2. Gorgui Dieng – Minnesota Timberwolves
A few years ago, Gorgui Dieng looked like an up and coming prize for Minnesota. He ended up being rewarded with a big contract based off of that. But since then, he’s seen both his playing time and production decrease.
The Timberwolves reportedly tried to include Dieng in possible deals for Butler in order to offload his contract. Obviously that didn’t happen, and Minnesota is locked into his contract for two more seasons after this one.
Backup big man Anthony Tolliver has surpassed Dieng in the rotation at this point as he’s a better fit as a stretch big man in today’s NBA. It’s hard to imagine any team trading for Dieng straight up with that contract but the Timberwolves could try and include him any potential Jones deal.
3. Oklahoma City Thunder – In Need of Outside Shooting
The Oklahoma City Thunder don’t have any bad contracts per se, nor do they have any players that they’re aggressively looking to move on from. They do, however, have a glaring need and that is three-point shooting.
Currently, they’re shooting 30.1 percent from the three-point line as a team. That’s not going to get it done in today’s league if they truly want to be among the Western Conference’s elite. They do have Patrick Patterson reemerging as one of the better stretch fours in the league (38.6 percent), but after that everyone just kind of drops off a bit.

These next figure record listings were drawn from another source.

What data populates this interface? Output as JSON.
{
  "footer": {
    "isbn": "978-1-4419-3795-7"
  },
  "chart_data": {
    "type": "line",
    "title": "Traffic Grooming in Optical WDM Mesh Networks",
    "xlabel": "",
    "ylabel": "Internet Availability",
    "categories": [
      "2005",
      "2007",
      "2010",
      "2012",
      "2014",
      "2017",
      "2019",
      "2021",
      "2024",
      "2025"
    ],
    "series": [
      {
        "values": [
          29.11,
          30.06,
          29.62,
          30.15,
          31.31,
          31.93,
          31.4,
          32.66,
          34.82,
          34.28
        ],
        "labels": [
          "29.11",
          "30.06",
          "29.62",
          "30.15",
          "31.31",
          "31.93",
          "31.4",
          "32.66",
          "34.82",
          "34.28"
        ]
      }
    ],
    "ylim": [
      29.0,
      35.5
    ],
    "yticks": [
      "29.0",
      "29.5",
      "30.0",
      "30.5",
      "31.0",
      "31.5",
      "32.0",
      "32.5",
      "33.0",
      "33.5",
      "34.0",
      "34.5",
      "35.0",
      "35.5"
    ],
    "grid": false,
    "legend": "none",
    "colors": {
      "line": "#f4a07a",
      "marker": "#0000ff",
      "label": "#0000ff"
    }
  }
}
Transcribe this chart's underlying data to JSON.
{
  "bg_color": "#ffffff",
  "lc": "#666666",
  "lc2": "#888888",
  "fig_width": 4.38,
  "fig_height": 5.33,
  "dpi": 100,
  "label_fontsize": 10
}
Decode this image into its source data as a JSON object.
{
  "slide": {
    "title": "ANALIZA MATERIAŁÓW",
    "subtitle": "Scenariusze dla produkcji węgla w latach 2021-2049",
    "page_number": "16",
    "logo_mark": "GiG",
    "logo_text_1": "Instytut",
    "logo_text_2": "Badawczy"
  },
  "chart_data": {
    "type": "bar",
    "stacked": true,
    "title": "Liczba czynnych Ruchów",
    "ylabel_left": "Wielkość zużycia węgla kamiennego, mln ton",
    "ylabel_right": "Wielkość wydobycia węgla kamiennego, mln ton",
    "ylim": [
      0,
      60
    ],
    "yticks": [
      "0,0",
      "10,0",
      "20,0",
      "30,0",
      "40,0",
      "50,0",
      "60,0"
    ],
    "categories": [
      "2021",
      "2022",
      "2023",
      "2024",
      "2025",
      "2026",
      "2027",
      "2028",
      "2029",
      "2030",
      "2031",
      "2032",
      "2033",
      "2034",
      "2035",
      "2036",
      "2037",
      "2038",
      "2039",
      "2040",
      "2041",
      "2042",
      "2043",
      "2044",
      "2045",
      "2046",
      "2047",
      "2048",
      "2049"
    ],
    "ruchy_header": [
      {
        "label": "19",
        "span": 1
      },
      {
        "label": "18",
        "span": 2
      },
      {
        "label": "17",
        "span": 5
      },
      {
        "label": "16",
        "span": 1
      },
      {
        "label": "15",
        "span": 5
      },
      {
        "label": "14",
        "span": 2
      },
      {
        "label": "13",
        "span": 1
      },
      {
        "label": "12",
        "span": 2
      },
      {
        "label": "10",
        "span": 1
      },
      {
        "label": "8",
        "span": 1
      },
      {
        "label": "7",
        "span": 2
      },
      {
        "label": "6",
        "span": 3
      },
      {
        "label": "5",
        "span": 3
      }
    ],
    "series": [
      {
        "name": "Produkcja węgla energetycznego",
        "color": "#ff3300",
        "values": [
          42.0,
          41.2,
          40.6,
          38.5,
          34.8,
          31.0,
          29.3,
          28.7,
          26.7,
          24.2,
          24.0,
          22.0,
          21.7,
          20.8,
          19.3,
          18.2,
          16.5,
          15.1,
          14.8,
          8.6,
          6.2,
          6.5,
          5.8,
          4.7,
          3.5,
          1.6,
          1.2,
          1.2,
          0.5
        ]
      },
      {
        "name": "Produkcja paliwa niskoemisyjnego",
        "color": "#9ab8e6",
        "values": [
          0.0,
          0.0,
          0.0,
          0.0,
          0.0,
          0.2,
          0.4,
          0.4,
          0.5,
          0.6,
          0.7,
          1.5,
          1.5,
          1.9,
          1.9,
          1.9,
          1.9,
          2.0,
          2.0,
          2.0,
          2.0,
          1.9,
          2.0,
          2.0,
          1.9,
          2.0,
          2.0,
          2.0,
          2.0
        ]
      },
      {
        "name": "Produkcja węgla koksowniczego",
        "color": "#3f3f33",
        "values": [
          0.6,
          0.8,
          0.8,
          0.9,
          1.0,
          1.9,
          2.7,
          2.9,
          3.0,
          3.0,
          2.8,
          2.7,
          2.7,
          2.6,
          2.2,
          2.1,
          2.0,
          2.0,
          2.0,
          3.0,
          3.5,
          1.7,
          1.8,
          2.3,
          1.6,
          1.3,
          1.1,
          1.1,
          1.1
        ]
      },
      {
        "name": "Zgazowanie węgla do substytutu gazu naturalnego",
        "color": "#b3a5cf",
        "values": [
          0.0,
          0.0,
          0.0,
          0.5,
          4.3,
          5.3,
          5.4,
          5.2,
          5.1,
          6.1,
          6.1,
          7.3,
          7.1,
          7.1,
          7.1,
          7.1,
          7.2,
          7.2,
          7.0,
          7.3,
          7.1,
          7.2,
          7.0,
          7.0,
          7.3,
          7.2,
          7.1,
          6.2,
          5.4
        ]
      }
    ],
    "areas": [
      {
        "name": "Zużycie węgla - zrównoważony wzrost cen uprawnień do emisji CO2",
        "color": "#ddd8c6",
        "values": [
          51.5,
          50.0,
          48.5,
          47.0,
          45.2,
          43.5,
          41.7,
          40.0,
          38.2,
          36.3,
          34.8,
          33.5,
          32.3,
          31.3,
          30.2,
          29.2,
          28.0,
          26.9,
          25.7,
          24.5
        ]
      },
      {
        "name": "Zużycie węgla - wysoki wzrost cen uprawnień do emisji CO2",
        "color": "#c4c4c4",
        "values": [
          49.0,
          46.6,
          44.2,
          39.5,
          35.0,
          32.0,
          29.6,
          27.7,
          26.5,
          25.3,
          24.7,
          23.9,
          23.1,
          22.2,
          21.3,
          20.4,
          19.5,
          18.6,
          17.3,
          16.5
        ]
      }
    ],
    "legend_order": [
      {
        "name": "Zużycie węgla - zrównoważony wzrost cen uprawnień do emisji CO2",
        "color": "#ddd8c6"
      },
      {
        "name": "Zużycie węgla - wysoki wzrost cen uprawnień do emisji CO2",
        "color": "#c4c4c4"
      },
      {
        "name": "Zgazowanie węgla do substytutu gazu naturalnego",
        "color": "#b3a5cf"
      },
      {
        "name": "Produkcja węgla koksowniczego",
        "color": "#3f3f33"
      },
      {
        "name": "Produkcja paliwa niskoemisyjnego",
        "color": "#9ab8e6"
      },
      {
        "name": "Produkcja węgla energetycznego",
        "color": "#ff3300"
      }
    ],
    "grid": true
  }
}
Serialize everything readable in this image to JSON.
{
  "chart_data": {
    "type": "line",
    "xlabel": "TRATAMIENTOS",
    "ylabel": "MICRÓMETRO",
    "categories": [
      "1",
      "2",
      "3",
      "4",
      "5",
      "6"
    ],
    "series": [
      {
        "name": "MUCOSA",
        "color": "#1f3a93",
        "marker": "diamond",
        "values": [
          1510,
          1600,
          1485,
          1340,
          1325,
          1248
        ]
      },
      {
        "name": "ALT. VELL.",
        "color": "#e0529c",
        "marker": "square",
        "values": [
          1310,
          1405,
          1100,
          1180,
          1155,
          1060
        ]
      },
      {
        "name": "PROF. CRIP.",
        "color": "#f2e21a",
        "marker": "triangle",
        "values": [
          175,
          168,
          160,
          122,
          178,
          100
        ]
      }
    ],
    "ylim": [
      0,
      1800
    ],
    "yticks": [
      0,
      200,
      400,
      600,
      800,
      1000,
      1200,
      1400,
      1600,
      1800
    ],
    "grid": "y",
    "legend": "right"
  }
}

The Thunder could certainly use the addition of another outside shooter as the season goes on. Kyle Korver is rumored to be available although he’s been linked to Philadelphia recently. Perhaps they could put in an inquiry with the Miami HEAT about Wayne Ellington if the HEAT continues to struggle. Either way, unless the guys they already have step up, perimeter shooting will need to be addressed.
4. Meyers Leonard – Portland Trail Blazers
It’s not that Meyers Leonard has been bad for Portland, he’s actually been decent so far this season. But with the contract he has, Portland isn’t getting the value they expected when they entered that deal.
Instead, Zach Collins has supplanted him in the rotation, and Caleb Swanigan is close to doing so as well. Leonard has been mentioned in trade rumors for some time, so perhaps this season is the one where he and the Blazers part ways. His contract is expiring next season so that might be enticing to some teams.
He isn’t a bad player, and there might be a team out there willing to take a chance on an athletic big man who can run the floor and even stretch defenses out to the three-point line. At any rate, it might be time for both parties to go their separate ways.
5. Tyler Lydon – Denver Nuggets
The writing was on the wall when the Nuggets declined Tyler Lydon’s third-year option prior to the start of the season. He’ll be an unrestricted free agent at the end of the season.
He suffered an unfortunate injury early in his career and just hasn’t been given an opportunity to prove his worth as an NBA player. He played well in the G-League last season and has promise as a stretch big man. It’s just obvious that it won’t be realized in Denver.
He’s worth taking chance on for a team looking to add intriguing, youngish talent – especially since it shouldn’t cost too much to acquire him in a deal.
As the season progresses, there will be other situations around the division that might emerge on the trade front. But, as of now, these are arguably some of the most active situations to keep an eye on.